Por Leandro Melito, compartilhado de Brasil de Fato




As ruas são tomadas na França após projeções confirmarem vitória da coligação de esquerda na eleição legislativa neste domingo (7) – Emmanuel Dunand / AFP

A dez dias da abertura dos Jogos Olímpicos, o presidente da França, Emmanuel Macron, aceitou na terça-feira (16) a renúncia de seu gabinete, que seguirá atuando de forma interina enquanto prosseguem as negociações  partidárias para definir a próxima maioria de governo. O Executivo administrará “os assuntos cotidianos até que um novo governo seja nomeado”, indicou a presidência em um comunicado, após o fracasso da coalizão de Macron em obter uma maioria nas eleições legislativas antecipadas.

Em um Conselho de Ministros realizado algumas horas antes, Macron havia indicado ao primeiro-ministro, Gabriel Attal, que aceitaria sua renúncia e a de sua equipe.
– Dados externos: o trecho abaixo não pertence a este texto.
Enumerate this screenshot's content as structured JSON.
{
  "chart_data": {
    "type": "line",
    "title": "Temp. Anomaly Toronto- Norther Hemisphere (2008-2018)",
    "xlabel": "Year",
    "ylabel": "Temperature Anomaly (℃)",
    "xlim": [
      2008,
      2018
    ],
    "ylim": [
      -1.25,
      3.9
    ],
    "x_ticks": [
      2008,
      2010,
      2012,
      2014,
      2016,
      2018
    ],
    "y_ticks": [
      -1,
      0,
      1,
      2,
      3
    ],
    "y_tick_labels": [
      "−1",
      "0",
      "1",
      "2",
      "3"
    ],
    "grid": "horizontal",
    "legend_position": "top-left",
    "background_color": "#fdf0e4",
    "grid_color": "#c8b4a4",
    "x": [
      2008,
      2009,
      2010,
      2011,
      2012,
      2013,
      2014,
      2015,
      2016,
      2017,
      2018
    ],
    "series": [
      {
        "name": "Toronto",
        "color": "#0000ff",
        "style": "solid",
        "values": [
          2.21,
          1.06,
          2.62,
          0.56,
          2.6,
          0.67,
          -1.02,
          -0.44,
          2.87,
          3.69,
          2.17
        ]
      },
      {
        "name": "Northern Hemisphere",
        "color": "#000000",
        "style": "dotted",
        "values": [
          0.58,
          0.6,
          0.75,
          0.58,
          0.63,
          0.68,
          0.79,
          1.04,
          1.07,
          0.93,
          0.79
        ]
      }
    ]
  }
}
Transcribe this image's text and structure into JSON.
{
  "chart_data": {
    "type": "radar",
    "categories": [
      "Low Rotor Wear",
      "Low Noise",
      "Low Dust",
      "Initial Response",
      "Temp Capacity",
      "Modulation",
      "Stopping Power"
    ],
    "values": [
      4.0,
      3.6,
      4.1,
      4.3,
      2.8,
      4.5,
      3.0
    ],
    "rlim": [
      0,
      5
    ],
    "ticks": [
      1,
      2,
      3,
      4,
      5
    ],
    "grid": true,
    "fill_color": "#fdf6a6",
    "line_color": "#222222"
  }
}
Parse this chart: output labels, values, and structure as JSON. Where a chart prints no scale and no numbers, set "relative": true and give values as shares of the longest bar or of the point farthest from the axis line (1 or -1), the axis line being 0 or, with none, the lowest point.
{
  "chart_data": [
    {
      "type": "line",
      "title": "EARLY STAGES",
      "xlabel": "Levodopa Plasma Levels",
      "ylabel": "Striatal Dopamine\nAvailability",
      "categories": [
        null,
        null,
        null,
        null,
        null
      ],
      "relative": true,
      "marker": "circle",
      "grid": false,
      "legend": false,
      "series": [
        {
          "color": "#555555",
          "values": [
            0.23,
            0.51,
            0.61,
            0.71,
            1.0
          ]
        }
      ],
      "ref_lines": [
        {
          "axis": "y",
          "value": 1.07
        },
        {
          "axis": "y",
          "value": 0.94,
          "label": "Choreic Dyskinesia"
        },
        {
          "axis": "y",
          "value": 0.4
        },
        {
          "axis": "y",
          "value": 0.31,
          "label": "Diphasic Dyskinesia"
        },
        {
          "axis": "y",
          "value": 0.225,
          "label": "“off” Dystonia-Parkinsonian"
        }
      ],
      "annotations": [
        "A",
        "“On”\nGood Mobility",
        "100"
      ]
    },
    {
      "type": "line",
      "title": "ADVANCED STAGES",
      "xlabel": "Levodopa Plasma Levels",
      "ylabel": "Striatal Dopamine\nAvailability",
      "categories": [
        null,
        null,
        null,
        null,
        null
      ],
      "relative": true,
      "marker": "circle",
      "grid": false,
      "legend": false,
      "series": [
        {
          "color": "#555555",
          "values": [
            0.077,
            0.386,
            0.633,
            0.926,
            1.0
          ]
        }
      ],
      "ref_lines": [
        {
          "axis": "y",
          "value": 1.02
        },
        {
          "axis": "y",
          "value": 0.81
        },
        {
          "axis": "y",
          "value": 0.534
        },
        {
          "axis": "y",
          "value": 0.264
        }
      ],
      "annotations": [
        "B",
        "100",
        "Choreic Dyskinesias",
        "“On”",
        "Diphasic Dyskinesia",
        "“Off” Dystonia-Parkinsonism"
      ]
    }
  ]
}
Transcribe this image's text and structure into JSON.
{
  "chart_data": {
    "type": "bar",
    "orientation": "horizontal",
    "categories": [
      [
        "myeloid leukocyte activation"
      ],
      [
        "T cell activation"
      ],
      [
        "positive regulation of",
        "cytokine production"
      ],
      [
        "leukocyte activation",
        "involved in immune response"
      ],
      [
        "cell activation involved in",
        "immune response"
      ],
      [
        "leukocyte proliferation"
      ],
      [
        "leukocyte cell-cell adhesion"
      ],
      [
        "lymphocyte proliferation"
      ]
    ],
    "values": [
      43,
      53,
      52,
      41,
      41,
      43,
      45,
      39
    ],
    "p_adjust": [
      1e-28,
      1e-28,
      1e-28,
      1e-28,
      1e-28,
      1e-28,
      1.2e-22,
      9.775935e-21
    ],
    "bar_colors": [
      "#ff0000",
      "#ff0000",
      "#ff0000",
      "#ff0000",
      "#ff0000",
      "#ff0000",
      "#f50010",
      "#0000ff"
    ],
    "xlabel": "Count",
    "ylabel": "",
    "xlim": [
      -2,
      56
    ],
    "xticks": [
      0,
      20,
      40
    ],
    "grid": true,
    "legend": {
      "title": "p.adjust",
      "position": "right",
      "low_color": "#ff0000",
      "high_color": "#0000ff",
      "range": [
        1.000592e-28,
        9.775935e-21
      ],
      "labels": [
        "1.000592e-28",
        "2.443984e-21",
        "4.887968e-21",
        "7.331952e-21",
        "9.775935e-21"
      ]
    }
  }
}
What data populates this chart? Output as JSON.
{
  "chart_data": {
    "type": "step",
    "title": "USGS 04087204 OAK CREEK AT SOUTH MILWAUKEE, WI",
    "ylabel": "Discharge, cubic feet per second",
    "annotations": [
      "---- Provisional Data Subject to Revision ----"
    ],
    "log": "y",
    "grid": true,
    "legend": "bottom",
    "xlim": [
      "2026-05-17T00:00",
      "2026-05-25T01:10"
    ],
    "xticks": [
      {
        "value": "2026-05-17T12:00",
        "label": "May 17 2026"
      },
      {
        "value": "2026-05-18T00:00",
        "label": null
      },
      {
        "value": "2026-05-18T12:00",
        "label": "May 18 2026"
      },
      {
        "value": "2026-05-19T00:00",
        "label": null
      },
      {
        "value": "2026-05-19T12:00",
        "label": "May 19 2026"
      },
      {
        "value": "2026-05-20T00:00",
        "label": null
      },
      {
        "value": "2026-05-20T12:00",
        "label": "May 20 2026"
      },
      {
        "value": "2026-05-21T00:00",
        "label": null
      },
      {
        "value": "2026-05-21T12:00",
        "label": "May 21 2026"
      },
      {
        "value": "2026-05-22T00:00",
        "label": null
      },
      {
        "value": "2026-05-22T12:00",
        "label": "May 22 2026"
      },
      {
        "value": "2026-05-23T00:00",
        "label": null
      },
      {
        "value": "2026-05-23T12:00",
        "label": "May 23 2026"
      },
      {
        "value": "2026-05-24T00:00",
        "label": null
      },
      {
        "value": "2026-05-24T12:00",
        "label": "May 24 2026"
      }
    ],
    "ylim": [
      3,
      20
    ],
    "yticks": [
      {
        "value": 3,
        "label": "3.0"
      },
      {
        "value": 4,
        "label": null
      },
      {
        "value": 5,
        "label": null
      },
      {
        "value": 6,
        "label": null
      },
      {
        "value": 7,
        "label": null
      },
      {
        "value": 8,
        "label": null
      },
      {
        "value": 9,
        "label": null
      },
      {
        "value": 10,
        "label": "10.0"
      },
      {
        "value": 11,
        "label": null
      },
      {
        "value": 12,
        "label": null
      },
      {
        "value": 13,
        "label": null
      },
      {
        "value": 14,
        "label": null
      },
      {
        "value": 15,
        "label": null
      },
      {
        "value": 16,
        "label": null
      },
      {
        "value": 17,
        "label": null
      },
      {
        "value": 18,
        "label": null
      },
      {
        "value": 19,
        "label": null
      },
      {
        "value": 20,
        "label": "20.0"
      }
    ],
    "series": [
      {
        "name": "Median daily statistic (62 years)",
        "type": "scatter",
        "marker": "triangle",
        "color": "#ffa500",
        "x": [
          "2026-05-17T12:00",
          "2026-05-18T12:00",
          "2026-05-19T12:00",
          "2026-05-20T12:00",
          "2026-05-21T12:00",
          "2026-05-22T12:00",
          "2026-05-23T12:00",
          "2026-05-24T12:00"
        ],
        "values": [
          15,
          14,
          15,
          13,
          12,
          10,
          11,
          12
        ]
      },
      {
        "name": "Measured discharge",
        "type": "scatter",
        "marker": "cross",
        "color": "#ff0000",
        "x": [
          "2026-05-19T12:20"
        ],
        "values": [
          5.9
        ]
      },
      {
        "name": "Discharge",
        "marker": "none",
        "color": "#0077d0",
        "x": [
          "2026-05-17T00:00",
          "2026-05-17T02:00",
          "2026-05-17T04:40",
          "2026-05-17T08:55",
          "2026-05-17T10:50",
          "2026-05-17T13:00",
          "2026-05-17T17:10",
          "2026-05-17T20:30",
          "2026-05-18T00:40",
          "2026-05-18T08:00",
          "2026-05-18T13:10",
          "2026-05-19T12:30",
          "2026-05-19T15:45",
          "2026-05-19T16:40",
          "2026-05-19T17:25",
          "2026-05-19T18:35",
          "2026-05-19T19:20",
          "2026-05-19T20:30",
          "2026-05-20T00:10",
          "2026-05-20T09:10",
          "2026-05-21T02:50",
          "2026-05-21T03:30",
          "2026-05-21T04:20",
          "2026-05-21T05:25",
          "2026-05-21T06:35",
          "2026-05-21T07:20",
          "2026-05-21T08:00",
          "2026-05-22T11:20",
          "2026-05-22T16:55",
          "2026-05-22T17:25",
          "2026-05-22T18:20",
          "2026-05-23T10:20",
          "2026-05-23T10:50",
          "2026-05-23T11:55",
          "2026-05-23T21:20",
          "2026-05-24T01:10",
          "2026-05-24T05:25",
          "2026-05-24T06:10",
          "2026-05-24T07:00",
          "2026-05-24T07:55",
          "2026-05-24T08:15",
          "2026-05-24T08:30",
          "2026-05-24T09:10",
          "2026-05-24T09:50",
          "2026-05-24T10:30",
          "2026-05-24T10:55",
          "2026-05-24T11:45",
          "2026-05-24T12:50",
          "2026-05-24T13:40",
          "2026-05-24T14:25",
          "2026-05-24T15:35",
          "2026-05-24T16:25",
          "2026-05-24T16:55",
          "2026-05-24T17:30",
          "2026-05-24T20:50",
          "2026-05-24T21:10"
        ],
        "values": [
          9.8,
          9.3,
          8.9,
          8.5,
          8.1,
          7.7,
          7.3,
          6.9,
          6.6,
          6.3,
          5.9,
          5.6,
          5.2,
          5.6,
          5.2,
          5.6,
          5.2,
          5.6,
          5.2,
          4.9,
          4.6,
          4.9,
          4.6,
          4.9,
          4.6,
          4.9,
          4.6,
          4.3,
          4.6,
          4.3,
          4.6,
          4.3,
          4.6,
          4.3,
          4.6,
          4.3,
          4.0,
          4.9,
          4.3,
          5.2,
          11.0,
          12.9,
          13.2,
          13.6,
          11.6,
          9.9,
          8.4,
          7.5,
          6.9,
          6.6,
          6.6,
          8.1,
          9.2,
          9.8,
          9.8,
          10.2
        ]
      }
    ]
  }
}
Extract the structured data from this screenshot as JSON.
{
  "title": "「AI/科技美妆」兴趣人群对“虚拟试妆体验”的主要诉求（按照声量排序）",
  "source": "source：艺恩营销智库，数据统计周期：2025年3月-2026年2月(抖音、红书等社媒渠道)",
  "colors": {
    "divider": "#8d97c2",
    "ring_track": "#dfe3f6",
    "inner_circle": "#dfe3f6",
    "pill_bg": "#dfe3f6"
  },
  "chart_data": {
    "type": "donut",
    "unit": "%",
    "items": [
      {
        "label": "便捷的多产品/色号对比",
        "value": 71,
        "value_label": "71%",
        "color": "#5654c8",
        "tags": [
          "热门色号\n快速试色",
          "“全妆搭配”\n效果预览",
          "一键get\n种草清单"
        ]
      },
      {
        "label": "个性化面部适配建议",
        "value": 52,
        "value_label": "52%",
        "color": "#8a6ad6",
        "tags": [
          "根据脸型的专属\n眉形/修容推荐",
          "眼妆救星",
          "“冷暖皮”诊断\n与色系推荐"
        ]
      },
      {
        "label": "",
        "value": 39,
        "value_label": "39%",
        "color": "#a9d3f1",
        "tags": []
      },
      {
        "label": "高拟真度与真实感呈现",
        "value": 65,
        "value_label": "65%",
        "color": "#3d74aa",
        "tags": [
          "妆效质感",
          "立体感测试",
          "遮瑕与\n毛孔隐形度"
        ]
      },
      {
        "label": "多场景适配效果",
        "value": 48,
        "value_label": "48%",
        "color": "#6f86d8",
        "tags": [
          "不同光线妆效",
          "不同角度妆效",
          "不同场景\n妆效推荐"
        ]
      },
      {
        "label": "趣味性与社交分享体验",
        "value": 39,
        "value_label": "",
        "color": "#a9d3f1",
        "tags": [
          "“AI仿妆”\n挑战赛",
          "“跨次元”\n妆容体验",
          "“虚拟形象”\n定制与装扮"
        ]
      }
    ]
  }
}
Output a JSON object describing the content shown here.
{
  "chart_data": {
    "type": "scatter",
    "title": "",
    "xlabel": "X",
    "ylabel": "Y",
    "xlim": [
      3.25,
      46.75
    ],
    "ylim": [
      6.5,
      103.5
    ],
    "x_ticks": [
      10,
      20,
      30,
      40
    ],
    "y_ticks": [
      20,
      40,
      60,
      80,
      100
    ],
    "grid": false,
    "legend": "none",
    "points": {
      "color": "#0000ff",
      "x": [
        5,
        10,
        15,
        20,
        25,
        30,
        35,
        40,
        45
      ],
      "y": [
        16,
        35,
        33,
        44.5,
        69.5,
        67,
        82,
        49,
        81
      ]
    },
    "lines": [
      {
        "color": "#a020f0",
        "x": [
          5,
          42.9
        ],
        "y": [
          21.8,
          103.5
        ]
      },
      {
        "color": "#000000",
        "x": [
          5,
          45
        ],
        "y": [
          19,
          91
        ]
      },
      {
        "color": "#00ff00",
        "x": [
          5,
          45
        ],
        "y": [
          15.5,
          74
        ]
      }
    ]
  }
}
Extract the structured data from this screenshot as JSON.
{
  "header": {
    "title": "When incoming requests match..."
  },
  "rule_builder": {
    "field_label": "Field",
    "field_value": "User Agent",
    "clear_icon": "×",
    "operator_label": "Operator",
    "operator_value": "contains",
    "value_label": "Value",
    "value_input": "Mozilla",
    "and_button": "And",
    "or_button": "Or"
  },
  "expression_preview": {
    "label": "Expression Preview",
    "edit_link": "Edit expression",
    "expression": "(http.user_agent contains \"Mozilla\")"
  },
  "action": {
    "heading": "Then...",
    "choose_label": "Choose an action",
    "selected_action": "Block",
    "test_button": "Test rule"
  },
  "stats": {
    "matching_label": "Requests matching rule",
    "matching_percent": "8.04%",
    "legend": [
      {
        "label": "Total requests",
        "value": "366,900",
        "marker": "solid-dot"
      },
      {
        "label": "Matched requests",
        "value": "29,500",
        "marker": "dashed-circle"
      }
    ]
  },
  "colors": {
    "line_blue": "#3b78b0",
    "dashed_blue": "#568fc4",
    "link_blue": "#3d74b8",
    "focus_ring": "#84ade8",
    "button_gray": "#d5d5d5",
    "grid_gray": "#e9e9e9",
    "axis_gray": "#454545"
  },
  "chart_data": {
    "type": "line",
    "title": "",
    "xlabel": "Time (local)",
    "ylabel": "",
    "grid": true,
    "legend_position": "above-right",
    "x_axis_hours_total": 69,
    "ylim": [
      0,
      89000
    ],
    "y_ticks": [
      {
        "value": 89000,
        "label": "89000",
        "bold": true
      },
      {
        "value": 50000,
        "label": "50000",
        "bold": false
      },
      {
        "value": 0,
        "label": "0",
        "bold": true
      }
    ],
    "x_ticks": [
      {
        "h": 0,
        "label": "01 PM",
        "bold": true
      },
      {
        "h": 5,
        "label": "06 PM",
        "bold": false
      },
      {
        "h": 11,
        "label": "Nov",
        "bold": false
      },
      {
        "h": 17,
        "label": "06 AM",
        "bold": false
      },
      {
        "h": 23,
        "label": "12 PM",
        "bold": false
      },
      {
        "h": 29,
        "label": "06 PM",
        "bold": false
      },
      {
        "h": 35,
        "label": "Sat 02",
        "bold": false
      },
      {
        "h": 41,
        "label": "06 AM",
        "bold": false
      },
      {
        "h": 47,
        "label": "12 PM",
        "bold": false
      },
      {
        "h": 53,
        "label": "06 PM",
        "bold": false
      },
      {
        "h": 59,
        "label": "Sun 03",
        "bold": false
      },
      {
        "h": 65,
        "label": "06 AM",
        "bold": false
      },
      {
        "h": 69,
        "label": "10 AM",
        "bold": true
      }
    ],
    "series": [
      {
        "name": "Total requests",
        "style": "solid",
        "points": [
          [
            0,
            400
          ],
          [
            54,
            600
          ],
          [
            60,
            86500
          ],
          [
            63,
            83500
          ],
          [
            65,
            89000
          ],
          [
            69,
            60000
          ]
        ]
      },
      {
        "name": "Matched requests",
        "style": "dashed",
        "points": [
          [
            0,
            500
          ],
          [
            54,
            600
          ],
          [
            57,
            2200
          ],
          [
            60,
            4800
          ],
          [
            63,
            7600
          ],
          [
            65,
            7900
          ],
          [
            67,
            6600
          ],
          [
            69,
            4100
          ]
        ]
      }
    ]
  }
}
Também deu a entender que a situação pode “durar algum tempo”, inclusive “semanas” e provavelmente até o final dos Jogos Olímpicos de Paris, que começam em 26 de julho e terminam em 11 de agosto, acrescentaram. 

“Após o primeiro turno, o presidente desapareceu porque tudo o que ele havia dito era um fracasso, ele havia fracassado. Então Gabriel Attal veio à tona, o atual primeiro-ministro, que abandonou publicamente o presidente e começou a liderar a campanha do campo presidencial e pediu a renúncia daqueles que estavam em terceiro lugar em seu campo”, disse ao Brasil de Fato a militante francesa Monique Piot Murga.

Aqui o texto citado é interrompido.